Why can't you use standard k-fold cross-validation on time-series data, and what should you use instead?
Standard k-fold randomly shuffles data, so a validation fold can contain timestamps earlier than the training fold — training on the future to predict the past. Time-series CV uses walk-forward (expanding-window or sliding-window) splits that always validate on data strictly after the training window.
How to think about it
Time series data has a causal ordering: information at time t cannot be known at time t-k for k > 0. Standard k-fold ignores this and freely mixes past and future across train and validation folds, leaking future information into training.
Walk-forward (expanding window) CV — the canonical fix. Each split uses all data up to time T for training and evaluates on [T, T+h]. The training window grows with each split.
Sliding-window CV — training window has a fixed width and slides forward. Useful when older data is stale (concept drift).
from sklearn.model_selection import TimeSeriesSplit
tscv = TimeSeriesSplit(n_splits=5, gap=0)

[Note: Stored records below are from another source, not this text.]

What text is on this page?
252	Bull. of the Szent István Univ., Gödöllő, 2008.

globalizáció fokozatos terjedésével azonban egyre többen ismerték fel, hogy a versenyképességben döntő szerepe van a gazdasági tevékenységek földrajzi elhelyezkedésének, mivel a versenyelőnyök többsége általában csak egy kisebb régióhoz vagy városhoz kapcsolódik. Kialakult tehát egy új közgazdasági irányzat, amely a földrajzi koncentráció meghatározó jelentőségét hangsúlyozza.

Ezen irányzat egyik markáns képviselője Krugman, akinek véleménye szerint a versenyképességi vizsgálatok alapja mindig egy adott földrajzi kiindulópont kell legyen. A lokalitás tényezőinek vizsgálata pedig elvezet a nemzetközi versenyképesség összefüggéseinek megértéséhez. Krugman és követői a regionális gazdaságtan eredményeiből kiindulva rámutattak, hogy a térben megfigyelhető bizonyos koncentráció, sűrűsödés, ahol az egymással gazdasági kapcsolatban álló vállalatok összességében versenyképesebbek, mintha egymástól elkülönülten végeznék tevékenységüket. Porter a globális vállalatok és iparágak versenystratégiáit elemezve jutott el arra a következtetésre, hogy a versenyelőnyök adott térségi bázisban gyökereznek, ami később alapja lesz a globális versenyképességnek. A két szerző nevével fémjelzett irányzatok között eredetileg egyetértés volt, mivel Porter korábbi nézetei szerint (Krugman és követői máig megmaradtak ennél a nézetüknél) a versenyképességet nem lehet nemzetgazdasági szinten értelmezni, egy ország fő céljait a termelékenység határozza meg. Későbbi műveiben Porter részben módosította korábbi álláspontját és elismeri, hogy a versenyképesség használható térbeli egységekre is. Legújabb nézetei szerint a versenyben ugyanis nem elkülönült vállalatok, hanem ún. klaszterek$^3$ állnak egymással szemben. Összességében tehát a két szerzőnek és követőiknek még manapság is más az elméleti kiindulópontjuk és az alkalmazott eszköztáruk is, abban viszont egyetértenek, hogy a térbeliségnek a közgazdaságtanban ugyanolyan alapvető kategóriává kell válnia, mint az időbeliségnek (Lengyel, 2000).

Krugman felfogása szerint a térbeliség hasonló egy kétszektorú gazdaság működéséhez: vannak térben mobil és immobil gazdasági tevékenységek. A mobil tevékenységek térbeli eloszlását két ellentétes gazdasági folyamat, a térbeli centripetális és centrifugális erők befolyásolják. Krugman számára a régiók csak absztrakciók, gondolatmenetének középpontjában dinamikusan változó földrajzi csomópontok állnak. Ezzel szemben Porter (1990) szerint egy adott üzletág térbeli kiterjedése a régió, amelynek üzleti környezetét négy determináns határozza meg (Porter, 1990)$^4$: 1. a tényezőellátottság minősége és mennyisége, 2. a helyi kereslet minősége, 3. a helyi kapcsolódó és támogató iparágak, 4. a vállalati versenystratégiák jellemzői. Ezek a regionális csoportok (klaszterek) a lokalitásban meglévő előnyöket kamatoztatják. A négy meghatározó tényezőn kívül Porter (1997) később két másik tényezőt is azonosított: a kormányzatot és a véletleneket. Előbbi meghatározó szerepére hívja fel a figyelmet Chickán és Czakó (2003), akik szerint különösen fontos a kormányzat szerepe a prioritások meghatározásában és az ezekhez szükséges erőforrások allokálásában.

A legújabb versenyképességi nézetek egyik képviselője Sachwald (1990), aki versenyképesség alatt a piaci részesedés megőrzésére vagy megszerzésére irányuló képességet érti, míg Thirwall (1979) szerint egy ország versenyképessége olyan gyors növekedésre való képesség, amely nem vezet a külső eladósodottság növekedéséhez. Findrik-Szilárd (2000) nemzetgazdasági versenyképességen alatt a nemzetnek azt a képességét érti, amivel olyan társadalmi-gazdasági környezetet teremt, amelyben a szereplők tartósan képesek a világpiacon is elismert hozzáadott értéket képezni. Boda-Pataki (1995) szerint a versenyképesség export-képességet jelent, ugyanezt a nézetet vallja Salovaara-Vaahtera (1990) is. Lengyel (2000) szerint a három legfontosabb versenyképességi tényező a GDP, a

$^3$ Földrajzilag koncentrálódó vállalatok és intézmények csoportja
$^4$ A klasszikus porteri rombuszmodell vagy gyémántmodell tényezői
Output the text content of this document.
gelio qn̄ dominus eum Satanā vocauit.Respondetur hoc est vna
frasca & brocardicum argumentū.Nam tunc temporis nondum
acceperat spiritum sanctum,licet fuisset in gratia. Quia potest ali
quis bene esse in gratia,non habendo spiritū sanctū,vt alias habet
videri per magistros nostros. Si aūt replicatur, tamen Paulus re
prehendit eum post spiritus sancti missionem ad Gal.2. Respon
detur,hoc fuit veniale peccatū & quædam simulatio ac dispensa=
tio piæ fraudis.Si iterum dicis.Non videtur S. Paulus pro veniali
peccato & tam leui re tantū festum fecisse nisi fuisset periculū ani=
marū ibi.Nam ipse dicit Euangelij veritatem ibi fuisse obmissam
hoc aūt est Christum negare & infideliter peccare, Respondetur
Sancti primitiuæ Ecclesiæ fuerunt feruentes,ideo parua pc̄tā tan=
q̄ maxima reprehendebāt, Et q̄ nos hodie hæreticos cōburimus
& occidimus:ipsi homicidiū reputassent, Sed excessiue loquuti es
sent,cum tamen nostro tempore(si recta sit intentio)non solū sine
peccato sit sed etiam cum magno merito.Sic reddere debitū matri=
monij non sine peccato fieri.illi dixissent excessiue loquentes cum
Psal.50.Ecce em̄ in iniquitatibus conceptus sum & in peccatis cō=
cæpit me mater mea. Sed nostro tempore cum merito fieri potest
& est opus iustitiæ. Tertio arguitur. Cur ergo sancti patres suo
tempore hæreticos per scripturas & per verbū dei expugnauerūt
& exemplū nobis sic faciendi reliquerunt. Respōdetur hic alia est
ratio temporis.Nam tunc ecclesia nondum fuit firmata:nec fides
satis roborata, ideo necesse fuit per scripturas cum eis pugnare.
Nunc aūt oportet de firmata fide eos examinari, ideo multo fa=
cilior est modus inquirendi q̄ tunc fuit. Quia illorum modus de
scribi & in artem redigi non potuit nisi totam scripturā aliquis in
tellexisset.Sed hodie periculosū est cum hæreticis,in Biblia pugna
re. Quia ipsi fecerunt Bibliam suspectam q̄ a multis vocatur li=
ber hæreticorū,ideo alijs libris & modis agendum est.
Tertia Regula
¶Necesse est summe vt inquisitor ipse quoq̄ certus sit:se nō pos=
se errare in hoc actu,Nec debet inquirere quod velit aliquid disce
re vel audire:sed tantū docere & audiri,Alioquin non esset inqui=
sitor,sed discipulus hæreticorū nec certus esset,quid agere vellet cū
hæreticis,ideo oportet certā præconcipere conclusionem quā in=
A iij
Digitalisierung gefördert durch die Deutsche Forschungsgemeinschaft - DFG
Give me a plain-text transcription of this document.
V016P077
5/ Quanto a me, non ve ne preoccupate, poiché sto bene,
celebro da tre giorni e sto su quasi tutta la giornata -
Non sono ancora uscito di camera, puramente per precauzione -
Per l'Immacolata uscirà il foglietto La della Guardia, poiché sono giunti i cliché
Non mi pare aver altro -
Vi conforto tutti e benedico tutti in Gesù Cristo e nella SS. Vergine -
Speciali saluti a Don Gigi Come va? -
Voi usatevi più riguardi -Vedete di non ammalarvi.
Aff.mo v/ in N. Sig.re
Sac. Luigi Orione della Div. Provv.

for train_idx, val_idx in tscv.split(X):
X_tr, X_val = X[train_idx], X[val_idx]
y_tr, y_val = y[train_idx], y[val_idx]
# fit, evaluate ...
gap is a critical parameter: set it to the forecast horizon so training never includes data from periods that overlap with the validation window (e.g., if you predict 7 days ahead, set gap=7).
Additional concerns for time-series CV:
- Feature engineering that uses rolling statistics must be re-computed inside each fold with only training-window data visible.
- Seasonal patterns can make earlier folds systematically easier or harder; report per-fold scores, not just the mean.